On the opposite tip, Novelist just dropped his production debut on Oil Gang, bringing Grime back to its stripped down, Dancehall-inspired roots. Tracks like Sniper are little more than sparse loops with room for an emcee, forgoing any bells and whistles, but that’s a welcome change of pace considering the arms race towards maximalism and arty abstraction that some producers are engaging in. Not that there isn’t material for the dance – Nov’s Mee2 remix is carnival ready, assuming this year’s carnival’s taking place inside a Pacman machine. All in all, a great example of how to keep new Grime grimy, and with whispers that Nov is recording his debut album at XL studio and Take Time still blowing up, this kind release should only add more fuel to his fire.

Speaking of Take Time, its Mumdance-produced b-sides are absolute killers. The Sprawl is a total mindfuck of a tune that sounds like a Sentinel from X-Men going into epileptic shock, while Don’t Get Lemon with Grime-veteran Spyro is a scene-unifying move that should kill any talk of division in the dance. That said, Mumdance’s most surprising material isn’t Grime at all, but a collaborative mix CD with Bristol Legend Pinch exploring their common interest in dark, broken UK Techno. Pinch B2B Mumdance strips both producers down the bare essentials, making for a listen that’s as disorienting as it is intense. While things occasionally get a tad too stripped back, MNML is over for a reason, I can’t fault the sense of dread and each producer’s desire to move beyond their current confines, whether Dubstep’s rhythmic calcification or Grime’s niche status. With so many a micro-scenes jostling for attention in Bass music right now, this kind of ultra-personal mission statement is a welcome “what if?” charting potential new directions both for its authors, and for the producers orbiting them.

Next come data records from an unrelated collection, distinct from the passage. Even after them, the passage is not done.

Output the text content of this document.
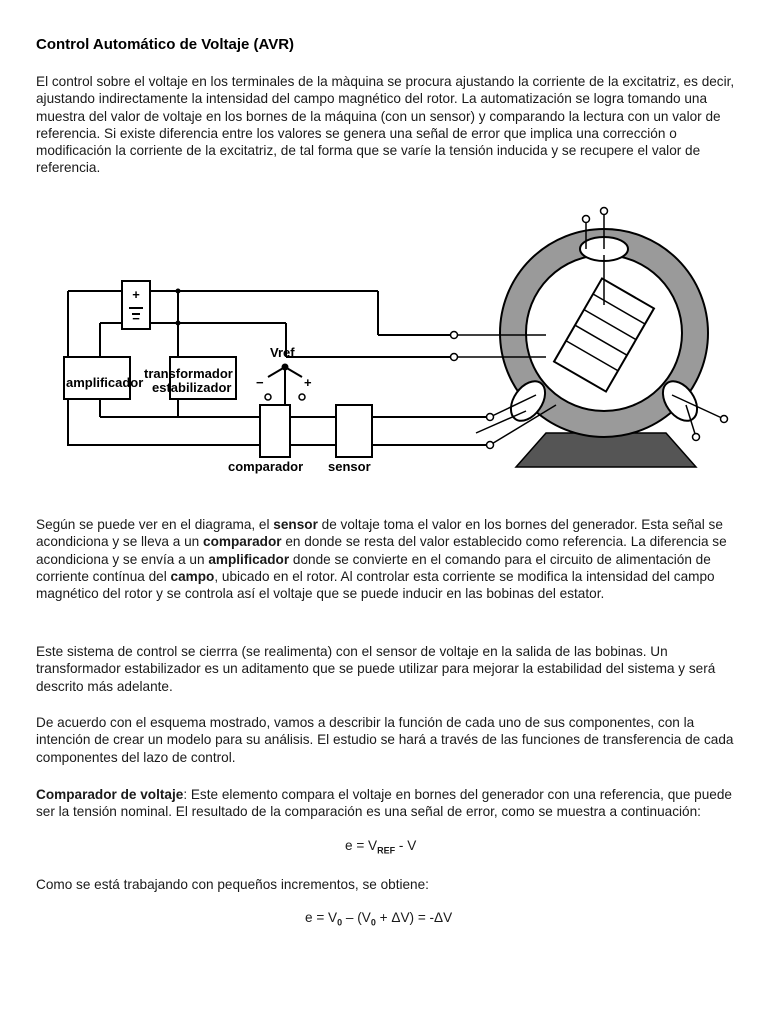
Control Automático de Voltaje (AVR)

El control sobre el voltaje en los terminales de la màquina se procura ajustando la corriente de la excitatriz, es decir, ajustando indirectamente la intensidad del campo magnético del rotor. La automatización se logra tomando una muestra del valor de voltaje en los bornes de la máquina (con un sensor) y comparando la lectura con un valor de referencia. Si existe diferencia entre los valores se genera una señal de error que implica una corrección o modificación la corriente de la excitatriz, de tal forma que se varíe la tensión inducida y se recupere el valor de referencia.

+
−
amplificador
transformador
estabilizador
Vref
−	+
comparador sensor

Según se puede ver en el diagrama, el sensor de voltaje toma el valor en los bornes del generador. Esta señal se acondiciona y se lleva a un comparador en donde se resta del valor establecido como referencia. La diferencia se acondiciona y se envía a un amplificador donde se convierte en el comando para el circuito de alimentación de corriente contínua del campo, ubicado en el rotor. Al controlar esta corriente se modifica la intensidad del campo magnético del rotor y se controla así el voltaje que se puede inducir en las bobinas del estator.

Este sistema de control se cierrra (se realimenta) con el sensor de voltaje en la salida de las bobinas. Un transformador estabilizador es un aditamento que se puede utilizar para mejorar la estabilidad del sistema y será descrito más adelante.

De acuerdo con el esquema mostrado, vamos a describir la función de cada uno de sus componentes, con la intención de crear un modelo para su análisis. El estudio se hará a través de las funciones de transferencia de cada componentes del lazo de control.

Comparador de voltaje: Este elemento compara el voltaje en bornes del generador con una referencia, que puede ser la tensión nominal. El resultado de la comparación es una señal de error, como se muestra a continuación:

$e = V_{REF} - V$

Como se está trabajando con pequeños incrementos, se obtiene:

$e = V_0 - (V_0 + \Delta V) = -\Delta V$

Finally, on the vinyl-only front, Local Action quietly dropped an exclusive three-track single by Finn this week, collecting some of his hottest dubs including Boxed-favorite “Keep Calling.” Dicing massive R&B samples into chop suey, all three tracks are the kind of cheeky crowd pleasers that’ll have copyright lawyers up in arms and club goers with their arms up. Beyond their functionality, they’re also a reminder that Grime used to be much closer to straight up Hip-Hop than the experimental electronic stuff it’s currently slotted next to. Hood politics surrounding Cam’s recent London no-show aside, check any mid aughts street DVD for extensive examples of The Diplomats’ influence on UK emcees, an afinity that extends to their production team, The Heatmakerz, and their kitchen-sink approach to sampling. By updating the style for 2014, Finn (along with his contemporary Milktray and his Milkmakerz project) provides a much needed dose of soul to the game. It ain’t all about squarewaves and sines.